I am trying to load a model trained using the trainer class. Here is the script that I used to load the saved model. However, I get different outputs each time I reload the model. Here is the code
import torch
from transformers import BertForSequenceClassification, BertTokenizer
class ModelPredictor:
def __init__(self, model_path, model_name):
self.model = BertForSequenceClassification.from_pretrained(model_path, return_dict=False)
self.tokenizer = BertTokenizer.from_pretrained(model_name,
cache_dir='/data/hfacecache')
self.model.eval() # Enters evaluation mode
def predict(self, name):
test_name_prompt = 'Tell me this persons race: ' + name
inputs = self.tokenizer(test_name_prompt, padding=True, truncation=True, max_length=512, return_tensors="pt")
# with torch.no_grad():
with torch.no_grad():
outputs = self.model(**inputs)
predictions = torch.nn.functional.softmax(outputs[0], dim=-1)
predicted_class_index = torch.argmax(predictions[0]).item()
predicted_class_label = self.model.config.id2label[predicted_class_index]
return predictions, predicted_class_label
Evaluation
#%%
model_path = "/output/checkpoint-30"
model_name = "bert-base-uncased"
predictor = ModelPredictor(model_path, model_name)
name_testing = "Joe Doe"
predictions, predicted_class_label = predictor.predict(name_testing)

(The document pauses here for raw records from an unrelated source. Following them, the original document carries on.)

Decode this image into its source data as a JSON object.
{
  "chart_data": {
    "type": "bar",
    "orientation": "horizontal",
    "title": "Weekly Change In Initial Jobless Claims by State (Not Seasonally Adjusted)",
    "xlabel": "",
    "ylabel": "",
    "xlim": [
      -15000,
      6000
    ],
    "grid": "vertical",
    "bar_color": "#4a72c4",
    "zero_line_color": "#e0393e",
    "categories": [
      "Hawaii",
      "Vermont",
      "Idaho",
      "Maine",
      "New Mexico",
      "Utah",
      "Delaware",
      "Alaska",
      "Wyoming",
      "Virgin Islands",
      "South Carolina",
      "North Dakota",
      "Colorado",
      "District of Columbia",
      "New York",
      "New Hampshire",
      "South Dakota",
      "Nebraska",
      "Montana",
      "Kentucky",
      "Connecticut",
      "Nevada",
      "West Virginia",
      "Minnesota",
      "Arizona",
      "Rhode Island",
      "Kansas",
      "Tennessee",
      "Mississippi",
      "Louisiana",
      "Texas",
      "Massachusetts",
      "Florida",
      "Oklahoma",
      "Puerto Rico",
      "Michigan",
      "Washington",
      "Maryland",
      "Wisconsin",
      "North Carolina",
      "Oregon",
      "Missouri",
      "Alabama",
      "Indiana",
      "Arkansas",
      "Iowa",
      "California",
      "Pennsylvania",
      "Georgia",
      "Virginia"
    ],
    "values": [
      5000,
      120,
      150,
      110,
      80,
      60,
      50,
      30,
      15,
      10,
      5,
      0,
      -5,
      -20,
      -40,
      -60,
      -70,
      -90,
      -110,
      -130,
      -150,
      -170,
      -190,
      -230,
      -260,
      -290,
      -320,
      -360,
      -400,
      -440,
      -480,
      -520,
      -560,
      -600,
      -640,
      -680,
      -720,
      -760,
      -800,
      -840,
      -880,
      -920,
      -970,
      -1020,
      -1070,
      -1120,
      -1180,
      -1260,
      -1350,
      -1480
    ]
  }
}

print(predicted_class_label)
print(predictions)
This is the output
Asian
tensor([[0.1894, 0.1887, 0.3228, 0.2991]])
#%%
model_path = "/output/checkpoint-30"
model_name = "bert-base-uncased"
predictor = ModelPredictor(model_path, model_name)
name_testing = "Joe Doe"
predictions, predicted_class_label = predictor.predict(name_testing)
print(predicted_class_label)
print(predictions)
This is the output
White
tensor([[0.2871, 0.2415, 0.2611, 0.2102]])
I am not sure why this is happening despite loading the pre-trained model and setting the model in evaluation mode.